Net profit in October-December at Rs 2,777.6 crore was 120 per cent higher than Rs 1,260.6 crore net profit in the same period a year back.
“Third quarter (of 2020-21 fiscal) has been the strongest in terms of profit before tax and profit after tax in this fiscal year. We are back to pre-Covid levels of sales,” BPCL director (finance) N Vijayagopal said on a media call.
The company booked Rs 771 crore inventory gains after the fuel it made from crude oil it bought at lower prices got sold at higher rates.
It also had a foreign exchange gain of Rs 76 crore.
BPCL, which owns four refineries in the country, earned $2.47 on turning every barrel of crude oil into fuel in the October-December quarter, down from $3.23 per barrel gross refining margin (GRM) in the same period a year back.
Sales were up 1.4 per cent to Rs 86,579.9 crore.
“Covid is over for us,” he said, adding domestic sales of petroleum products at 11.10 million tonnes in the third quarter were higher than 11.02 million tonnes sales during the corresponding period of FY20.
With demand returning following a relaxation in pandemic restrictions, the firm’s refineries are operating at 105 per cent of capacity.
Fuel demand in 2021 will be better than 2020 and it will further improve in 2022, he said.
As on December 31, 2020, BPCL had a total petrol pump network of 17,841 which has crossed 18,000 now, “affirming our position as the second-largest fuel retailer in the country,” he said.
“We have revised our capex targets to Rs 9,000 crore (for current fiscal) from the earlier target of Rs 8,000 crores. We have already spent Rs 5,688 crores during the nine months ended December 31, 2020,” he said.

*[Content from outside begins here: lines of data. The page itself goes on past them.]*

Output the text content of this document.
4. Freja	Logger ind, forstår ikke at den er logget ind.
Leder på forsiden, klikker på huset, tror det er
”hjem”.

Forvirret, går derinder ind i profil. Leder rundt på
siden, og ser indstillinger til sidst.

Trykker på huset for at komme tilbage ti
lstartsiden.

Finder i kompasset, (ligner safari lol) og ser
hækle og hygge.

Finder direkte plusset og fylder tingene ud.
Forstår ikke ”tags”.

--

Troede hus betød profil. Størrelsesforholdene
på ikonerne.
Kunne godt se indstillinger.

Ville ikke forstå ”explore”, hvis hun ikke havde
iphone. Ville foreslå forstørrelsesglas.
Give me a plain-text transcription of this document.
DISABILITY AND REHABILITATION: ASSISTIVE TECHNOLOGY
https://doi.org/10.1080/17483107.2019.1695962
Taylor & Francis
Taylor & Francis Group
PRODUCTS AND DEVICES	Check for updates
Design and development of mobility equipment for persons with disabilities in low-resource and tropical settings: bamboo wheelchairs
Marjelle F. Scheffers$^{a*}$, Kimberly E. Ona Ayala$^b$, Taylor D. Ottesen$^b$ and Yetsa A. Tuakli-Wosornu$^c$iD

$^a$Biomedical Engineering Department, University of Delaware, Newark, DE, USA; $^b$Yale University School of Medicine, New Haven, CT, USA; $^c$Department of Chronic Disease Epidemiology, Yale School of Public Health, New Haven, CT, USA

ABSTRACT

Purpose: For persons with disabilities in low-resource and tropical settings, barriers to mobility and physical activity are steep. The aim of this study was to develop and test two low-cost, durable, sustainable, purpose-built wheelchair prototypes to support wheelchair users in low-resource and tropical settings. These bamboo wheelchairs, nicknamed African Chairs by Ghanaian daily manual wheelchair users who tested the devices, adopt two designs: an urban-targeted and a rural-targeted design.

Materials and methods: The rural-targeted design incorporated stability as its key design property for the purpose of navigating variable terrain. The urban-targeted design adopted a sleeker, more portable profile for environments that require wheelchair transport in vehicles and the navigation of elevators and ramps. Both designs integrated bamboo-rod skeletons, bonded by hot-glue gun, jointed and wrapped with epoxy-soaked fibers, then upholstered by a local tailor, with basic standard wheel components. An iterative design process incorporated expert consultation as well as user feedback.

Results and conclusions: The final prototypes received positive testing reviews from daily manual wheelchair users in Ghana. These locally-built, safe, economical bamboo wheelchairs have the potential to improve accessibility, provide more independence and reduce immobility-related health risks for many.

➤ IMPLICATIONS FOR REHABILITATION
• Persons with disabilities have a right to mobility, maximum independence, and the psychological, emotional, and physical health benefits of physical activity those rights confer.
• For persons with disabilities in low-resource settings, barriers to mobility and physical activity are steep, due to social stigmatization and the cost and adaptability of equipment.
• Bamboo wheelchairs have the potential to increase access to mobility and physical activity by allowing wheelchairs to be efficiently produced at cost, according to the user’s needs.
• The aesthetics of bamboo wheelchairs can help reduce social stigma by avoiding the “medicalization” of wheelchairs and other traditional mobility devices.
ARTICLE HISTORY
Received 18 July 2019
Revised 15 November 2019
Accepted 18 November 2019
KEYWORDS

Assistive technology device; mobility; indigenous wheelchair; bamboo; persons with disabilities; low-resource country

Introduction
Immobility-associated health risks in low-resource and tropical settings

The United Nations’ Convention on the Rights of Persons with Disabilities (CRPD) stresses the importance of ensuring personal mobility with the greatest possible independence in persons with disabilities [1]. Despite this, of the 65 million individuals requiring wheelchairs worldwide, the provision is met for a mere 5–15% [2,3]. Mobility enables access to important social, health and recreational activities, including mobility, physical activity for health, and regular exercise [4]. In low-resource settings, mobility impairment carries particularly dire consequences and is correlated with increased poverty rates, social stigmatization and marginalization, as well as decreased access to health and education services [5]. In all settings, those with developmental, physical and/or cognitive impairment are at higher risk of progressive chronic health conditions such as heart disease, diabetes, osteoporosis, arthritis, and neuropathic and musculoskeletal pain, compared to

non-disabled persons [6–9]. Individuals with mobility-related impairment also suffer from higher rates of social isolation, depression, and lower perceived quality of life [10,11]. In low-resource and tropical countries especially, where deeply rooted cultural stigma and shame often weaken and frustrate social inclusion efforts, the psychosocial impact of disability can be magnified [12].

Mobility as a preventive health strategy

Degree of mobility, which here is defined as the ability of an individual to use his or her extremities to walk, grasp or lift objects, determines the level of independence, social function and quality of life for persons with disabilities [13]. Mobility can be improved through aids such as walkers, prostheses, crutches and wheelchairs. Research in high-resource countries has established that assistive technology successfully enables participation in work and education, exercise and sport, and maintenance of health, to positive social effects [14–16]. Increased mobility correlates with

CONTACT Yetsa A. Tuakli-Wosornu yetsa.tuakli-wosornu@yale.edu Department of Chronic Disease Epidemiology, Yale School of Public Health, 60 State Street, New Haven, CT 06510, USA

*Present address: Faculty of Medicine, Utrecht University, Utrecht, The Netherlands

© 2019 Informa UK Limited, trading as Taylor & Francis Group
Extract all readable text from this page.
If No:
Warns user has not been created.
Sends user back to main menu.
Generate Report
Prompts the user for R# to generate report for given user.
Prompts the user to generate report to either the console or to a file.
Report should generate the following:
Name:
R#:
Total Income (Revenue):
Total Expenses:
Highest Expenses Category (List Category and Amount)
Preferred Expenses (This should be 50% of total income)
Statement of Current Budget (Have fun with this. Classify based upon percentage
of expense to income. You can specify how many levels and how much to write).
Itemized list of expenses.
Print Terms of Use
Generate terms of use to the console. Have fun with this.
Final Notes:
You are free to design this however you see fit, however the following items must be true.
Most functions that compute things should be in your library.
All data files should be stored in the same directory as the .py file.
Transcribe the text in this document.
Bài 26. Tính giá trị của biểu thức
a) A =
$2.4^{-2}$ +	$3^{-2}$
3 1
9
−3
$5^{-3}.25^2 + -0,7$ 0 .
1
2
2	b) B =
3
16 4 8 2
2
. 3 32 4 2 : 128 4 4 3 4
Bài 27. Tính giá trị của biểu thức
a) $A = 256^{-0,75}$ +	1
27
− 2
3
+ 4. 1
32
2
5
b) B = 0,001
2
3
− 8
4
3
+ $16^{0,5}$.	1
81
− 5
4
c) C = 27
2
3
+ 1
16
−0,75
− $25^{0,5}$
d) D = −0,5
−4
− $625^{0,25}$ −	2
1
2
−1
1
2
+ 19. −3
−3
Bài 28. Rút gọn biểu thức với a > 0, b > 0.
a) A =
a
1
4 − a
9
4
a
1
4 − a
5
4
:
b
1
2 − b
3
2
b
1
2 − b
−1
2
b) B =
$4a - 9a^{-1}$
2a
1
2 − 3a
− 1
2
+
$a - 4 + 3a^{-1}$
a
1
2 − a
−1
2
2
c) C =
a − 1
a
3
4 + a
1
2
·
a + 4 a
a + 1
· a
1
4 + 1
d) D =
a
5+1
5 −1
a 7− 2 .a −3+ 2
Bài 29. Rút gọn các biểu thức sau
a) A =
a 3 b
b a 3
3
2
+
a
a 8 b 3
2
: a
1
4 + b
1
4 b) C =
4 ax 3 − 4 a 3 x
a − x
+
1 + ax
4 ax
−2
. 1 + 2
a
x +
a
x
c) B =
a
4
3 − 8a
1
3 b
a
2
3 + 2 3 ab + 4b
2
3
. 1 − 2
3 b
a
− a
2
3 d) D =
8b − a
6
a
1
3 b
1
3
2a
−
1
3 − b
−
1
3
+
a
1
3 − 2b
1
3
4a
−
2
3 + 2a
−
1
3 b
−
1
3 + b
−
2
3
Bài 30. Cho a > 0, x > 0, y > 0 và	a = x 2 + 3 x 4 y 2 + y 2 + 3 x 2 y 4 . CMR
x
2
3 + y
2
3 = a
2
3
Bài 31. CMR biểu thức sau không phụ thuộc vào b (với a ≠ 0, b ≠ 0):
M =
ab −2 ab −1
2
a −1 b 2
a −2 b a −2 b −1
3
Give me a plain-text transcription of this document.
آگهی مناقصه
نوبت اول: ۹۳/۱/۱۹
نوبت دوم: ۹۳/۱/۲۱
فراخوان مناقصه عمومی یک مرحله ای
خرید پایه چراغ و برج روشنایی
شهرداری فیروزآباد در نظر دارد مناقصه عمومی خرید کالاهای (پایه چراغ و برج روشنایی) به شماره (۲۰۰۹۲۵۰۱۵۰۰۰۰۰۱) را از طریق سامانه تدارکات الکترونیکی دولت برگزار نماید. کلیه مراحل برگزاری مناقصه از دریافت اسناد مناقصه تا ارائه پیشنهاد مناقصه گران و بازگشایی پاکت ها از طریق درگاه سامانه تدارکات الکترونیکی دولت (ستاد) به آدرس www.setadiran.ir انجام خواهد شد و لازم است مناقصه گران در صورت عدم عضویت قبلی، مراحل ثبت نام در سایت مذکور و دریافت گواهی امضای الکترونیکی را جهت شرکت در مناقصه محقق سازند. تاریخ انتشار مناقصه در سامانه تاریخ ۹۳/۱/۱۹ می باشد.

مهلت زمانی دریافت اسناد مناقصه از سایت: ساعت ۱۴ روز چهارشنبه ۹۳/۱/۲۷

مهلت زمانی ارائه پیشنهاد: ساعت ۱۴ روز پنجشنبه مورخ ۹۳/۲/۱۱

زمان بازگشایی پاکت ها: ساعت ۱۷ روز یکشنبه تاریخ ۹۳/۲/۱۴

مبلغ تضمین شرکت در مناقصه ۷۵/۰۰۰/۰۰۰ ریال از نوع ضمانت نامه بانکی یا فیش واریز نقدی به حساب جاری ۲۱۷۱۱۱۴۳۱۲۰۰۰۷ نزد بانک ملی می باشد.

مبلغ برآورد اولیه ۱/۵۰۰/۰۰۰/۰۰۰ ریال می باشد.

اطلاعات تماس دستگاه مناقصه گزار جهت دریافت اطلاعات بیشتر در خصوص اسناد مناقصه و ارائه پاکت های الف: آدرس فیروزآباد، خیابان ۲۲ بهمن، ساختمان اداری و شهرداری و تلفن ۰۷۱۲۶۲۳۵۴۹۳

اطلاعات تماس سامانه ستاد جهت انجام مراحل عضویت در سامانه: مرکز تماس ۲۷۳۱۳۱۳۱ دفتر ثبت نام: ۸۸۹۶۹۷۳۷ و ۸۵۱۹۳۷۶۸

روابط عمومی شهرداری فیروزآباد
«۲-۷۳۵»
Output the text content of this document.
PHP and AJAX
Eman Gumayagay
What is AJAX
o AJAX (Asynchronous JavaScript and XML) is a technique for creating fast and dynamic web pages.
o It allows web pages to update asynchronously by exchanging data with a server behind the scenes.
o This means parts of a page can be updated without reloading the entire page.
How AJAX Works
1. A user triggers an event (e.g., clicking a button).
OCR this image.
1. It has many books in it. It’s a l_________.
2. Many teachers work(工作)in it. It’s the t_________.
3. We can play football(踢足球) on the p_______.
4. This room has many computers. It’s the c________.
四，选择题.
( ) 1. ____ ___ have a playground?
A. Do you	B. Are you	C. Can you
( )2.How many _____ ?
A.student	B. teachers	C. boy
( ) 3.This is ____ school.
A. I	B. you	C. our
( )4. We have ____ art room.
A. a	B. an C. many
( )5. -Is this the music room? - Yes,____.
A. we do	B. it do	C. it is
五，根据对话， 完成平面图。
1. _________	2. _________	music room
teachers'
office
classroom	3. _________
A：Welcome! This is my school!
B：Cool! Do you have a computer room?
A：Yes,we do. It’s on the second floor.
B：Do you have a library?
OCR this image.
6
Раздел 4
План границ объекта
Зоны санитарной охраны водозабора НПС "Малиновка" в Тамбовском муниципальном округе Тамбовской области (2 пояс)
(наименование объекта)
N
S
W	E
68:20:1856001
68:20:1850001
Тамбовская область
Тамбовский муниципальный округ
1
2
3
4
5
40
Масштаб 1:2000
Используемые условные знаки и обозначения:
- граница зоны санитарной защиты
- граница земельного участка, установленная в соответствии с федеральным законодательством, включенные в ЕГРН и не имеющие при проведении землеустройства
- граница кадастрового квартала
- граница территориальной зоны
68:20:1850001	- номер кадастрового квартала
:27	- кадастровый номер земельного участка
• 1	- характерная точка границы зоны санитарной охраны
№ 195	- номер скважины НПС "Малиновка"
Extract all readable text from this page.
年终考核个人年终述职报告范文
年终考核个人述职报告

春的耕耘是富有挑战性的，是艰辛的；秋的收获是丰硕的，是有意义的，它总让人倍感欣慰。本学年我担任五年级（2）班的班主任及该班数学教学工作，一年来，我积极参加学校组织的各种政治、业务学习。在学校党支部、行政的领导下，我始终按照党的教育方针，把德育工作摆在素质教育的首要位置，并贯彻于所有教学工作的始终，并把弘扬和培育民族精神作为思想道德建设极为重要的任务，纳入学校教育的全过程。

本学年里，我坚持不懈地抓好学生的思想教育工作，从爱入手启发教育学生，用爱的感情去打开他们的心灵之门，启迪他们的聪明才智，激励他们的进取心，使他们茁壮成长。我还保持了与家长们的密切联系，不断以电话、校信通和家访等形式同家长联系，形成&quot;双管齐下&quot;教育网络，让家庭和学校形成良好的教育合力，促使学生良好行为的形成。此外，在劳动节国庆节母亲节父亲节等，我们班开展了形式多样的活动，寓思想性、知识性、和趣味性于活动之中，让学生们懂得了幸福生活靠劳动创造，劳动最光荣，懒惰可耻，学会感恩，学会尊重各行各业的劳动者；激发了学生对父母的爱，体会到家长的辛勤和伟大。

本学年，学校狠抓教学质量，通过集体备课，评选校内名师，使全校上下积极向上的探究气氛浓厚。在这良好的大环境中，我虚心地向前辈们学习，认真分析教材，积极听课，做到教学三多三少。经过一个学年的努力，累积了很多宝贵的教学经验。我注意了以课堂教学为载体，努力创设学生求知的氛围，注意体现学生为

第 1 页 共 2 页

“We are back to pre-Covid levels in Q3FY21 as we recorded the best performance in diesel and petrol in market sales amongst the peer PSUs and proclaim ourselves as a market growth leader in these categories,” Vijayagopal said.
BPCL market sales grew 24 per cent and to support this demand, refinery throughput increased by 29 per cent over Q2FY21.
Petrol sales grew 15 per cent quarter-on-quarter, diesel by over 31 per cent and LPG by 9 per cent, he said, adding aviation turbine fuel (ATF) sales remained below normal levels as Covid-19 restrictions continue on airline operations.
“We have also recorded the GRM of $2.47, which is the best amongst the oil marketing companies,” he said. “This is on the back of tough global environment with low crack spreads.”